To create a DB security group, you need to provide a name and a description.

AWS Management Console

To create a DB security group

  1. Sign in to the AWS Management Console and open the Amazon RDS console at https://console.aws.amazon.com/rds/.

  2. Determine what platforms are supported for your AWS account in your current region.

    If Supported Platforms indicates EC2,VPC, your AWS account in the current region does not use a default VPC. You can continue following the steps below to create a DB security group that will enable access to your DB instance.

    EC2, VPC platform

    If Supported Platforms indicates VPC, your AWS account in the current region uses a default VPC. This means that you must create a VPC security group to enable access to a DB instance instead of a DB security group. For information on creating a VPC security group, see Security Groups for Your VPC.

    VPC platform

  3. Click Security Groups in the navigation pane on the left side of the window.

  4. Click Create DB Security Group.

    create sec group

  5. Type the name and description of the new DB security group in the Name and Description text boxes. Note that the security group name cannot contain spaces and cannot start with a number.

    create sec group

  6. Click Yes, Create. The DB security group will be created. Note that a newly created DB security group does not provide access to a DB instance by default. You must specify a range of IP addresses or an Amazon EC2 security group that can have access to the DB instance. To specify IP addresses or an Amazon EC2 security group for a DB security group, see Authorizing Network Access to a DB Security Group from an IP Range.

CLI

To create a DB security group

  • Use the command rds-create-db-security-group with the following parameters:

    PROMPT>rds-create-db-security-group mydbsecuritygroup -d "My new security group"
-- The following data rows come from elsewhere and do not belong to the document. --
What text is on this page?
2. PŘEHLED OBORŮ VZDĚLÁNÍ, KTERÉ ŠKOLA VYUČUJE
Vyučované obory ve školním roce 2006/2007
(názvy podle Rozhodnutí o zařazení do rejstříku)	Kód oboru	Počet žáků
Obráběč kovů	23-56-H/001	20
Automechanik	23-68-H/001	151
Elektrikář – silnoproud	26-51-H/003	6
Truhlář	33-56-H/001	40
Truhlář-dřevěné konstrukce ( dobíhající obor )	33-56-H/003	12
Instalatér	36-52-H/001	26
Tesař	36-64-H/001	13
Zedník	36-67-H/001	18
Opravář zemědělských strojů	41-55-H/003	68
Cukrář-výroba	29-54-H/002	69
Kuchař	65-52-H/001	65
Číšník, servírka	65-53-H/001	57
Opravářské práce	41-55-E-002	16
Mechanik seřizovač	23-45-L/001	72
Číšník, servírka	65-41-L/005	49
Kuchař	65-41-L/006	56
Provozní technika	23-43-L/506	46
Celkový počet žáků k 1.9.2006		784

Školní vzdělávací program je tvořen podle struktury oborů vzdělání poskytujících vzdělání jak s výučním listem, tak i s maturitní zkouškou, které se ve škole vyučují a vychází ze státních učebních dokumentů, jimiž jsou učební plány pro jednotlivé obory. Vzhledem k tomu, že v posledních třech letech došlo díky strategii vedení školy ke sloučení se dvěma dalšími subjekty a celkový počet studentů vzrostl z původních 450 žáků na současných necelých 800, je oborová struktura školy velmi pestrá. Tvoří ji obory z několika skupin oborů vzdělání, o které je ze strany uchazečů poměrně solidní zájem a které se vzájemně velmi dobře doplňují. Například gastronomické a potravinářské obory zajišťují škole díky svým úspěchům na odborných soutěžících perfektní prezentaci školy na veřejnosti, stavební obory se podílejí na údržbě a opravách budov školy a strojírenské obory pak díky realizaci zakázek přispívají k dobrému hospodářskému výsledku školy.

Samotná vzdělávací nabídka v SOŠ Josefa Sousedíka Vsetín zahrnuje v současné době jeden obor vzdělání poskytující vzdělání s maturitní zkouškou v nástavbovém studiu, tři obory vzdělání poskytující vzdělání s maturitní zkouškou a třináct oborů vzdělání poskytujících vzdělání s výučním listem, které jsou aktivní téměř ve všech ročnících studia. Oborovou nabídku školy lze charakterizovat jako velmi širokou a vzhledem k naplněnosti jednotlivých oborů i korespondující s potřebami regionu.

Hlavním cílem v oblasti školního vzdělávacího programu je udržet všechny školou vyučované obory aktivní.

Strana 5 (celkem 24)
Note that a newly created DB security group does not provide access to a DB instance by default. You must specify a range of IP addresses or an Amazon EC2 security group that can have access to the DB instance. To specify IP addresses or an Amazon EC2 security group for a DB security group, see Authorizing Network Access to a DB Security Group from an IP Range.

API

To create a DB security group

  • Call CreateDBSecurityGroup with the following parameters:

    • DBSecurityGroupName = mydbsecuritygroup

    • Description = "My new security group"

    Example

    https://rds.amazonaws.com/
    	?Action=CreateDBSecurityGroup
    	&DBParameterGroupName=mydbsecuritygroup
    	&Description=My%20new%20db%20security%20group
    	&Version=2012-01-15						
    	&SignatureVersion=2
    	&SignatureMethod=HmacSHA256
    	&Timestamp=2012-01-20T22%3A06%3A23.624Z
    	&AWSAccessKeyId=<AWS Access Key ID>
    	&Signature=<Signature>
    							

Note that a newly created DB security group does not provide access to a DB instance by default. You must specify a range of IP addresses or an Amazon EC2 security group that can have access to the DB instance. To specify IP addresses or an Amazon EC2 security group for a DB security group, see Authorizing Network Access to a DB Security Group from an IP Range.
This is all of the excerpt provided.